Differential diagnosis includes atypical papilloma, ductal ectasia with debris, nipple adenoma, fibroadenoma, intraductal epithelial proliferations, and encapsulated papillary carcinoma in situ. Atypical papilloma is typically larger than intraductal papilloma, with a subtle difference on histopathology. Ductal ectasia with debris will show no flow on Doppler assessment. Nipple adenoma is the benign proliferation of ductules in the nipple. Fibroadenoma arises from the terminal ductal lobular unit and is not intraductal in location. Intraductal epithelial proliferation is not a true papillary lesion as it has no fibrovascular core. Encapsulated papillary carcinoma in situ is more irregular in shape and lacks a myoepithelial layer.
Patients have a slightly increased risk of developing breast cancer and are twice as likely to develop it than the relative general population. Central papillomas produce a lower risk when compared to peripheral papillomas. Predisposing risk factors will contribute to intraductal papilloma development. Complete surgical excision is curative with less than a 10% recurrence rate. The prognosis is excellent when treated with surgical removal and complete excision of the tumor.
No significant complications are involved with intraductal papilloma.
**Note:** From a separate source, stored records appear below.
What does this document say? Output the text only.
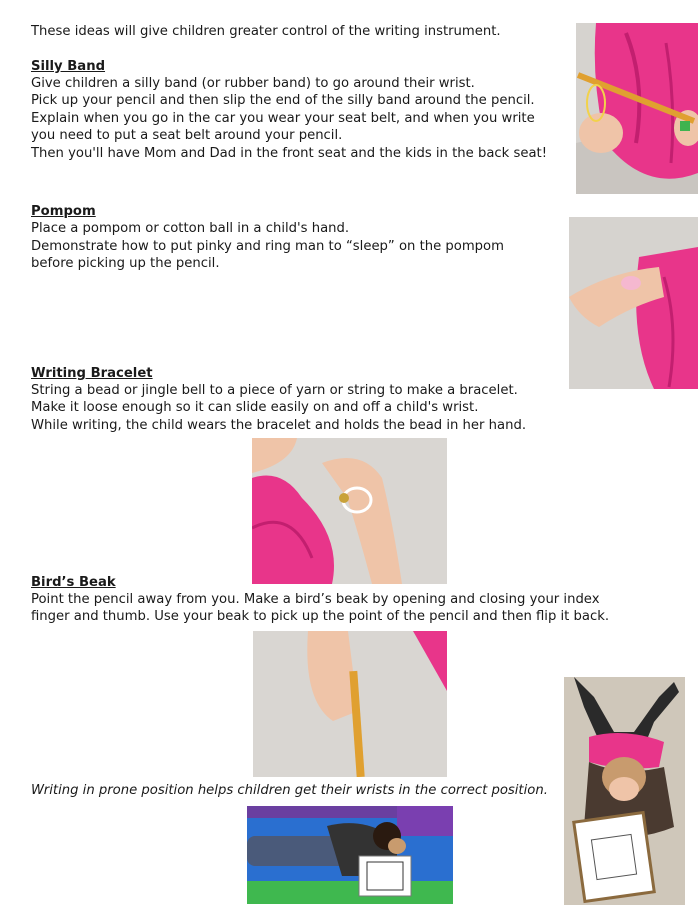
These ideas will give children greater control of the writing instrument.
Silly Band
Give children a silly band (or rubber band) to go around their wrist.
Pick up your pencil and then slip the end of the silly band around the pencil.
Explain when you go in the car you wear your seat belt, and when you write
you need to put a seat belt around your pencil.
Then you'll have Mom and Dad in the front seat and the kids in the back seat!
Pompom
Place a pompom or cotton ball in a child's hand.
Demonstrate how to put pinky and ring man to “sleep” on the pompom
before picking up the pencil.
Writing Bracelet
String a bead or jingle bell to a piece of yarn or string to make a bracelet.
Make it loose enough so it can slide easily on and off a child's wrist.
While writing, the child wears the bracelet and holds the bead in her hand.
Bird’s Beak
Point the pencil away from you. Make a bird’s beak by opening and closing your index
finger and thumb. Use your beak to pick up the point of the pencil and then flip it back.
Writing in prone position helps children get their wrists in the correct position.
A few patients may experience emotional stress due to concern for malignancy. Skin changes associated with intraductal papilloma include nipple retraction and/or dimpling which may result in patient cosmetic concern. Fine needle aspiration and core needle biopsies often do not cause significant breast deformity.
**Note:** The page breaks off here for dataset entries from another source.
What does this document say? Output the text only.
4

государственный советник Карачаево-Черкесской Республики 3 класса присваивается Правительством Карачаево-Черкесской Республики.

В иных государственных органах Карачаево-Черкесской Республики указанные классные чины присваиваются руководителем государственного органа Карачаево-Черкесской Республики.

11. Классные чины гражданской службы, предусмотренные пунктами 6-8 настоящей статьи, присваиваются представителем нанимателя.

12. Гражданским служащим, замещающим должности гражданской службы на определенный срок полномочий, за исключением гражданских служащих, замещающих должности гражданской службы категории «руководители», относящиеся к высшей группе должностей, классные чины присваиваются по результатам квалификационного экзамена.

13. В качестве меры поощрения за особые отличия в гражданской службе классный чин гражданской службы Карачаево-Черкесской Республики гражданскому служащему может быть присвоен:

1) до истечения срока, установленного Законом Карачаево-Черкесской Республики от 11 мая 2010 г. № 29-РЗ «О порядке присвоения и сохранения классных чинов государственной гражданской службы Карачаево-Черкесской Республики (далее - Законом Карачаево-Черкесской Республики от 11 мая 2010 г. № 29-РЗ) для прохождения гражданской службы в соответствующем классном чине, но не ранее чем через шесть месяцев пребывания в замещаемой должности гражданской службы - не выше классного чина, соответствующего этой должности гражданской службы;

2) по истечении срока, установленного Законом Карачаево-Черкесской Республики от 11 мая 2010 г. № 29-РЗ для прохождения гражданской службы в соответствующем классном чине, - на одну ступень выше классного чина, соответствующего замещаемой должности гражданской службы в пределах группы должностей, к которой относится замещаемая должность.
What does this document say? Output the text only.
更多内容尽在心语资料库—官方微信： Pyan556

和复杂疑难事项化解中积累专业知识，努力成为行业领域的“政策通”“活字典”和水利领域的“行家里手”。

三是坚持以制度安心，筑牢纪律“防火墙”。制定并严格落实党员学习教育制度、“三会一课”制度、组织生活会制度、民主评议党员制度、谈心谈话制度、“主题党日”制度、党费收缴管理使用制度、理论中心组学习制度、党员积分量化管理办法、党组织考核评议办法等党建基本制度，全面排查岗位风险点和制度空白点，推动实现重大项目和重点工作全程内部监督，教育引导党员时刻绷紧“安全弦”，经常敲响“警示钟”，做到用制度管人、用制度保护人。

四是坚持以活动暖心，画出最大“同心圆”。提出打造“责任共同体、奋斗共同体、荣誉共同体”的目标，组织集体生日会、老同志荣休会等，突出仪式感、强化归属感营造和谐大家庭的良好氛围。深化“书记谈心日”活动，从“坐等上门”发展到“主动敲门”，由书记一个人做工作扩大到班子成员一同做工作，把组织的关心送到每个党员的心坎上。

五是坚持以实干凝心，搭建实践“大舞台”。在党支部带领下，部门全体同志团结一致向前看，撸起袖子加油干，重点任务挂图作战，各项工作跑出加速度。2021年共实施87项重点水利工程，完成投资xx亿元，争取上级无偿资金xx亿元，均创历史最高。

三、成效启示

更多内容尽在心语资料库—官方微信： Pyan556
There is no way to prevent intraductal papilloma. However, healthcare professionals should educate the patient about breast cancer and other breast lesions. The nurse is in a prime position to teach the patient about breast exams, which may help detect any breast abnormalities early. In addition, the nurse should encourage women to undergo screening mammograms after the age of 45. At the same time, the patient should be encouraged to discontinue smoking, maintain a healthy weight, eat a healthy diet and follow up with regular breast exams by the primary care provider.
For women who undergo excision of the intraductal papilloma, the outcomes are excellent. However, in the long run, these women do have a slightly increased risk of developing breast cancer compared to the general population. The risk is slightly higher when the papilloma is located in the periphery compared to the centrally located papillomas. Thus, all women should be encouraged to undergo screening mammograms.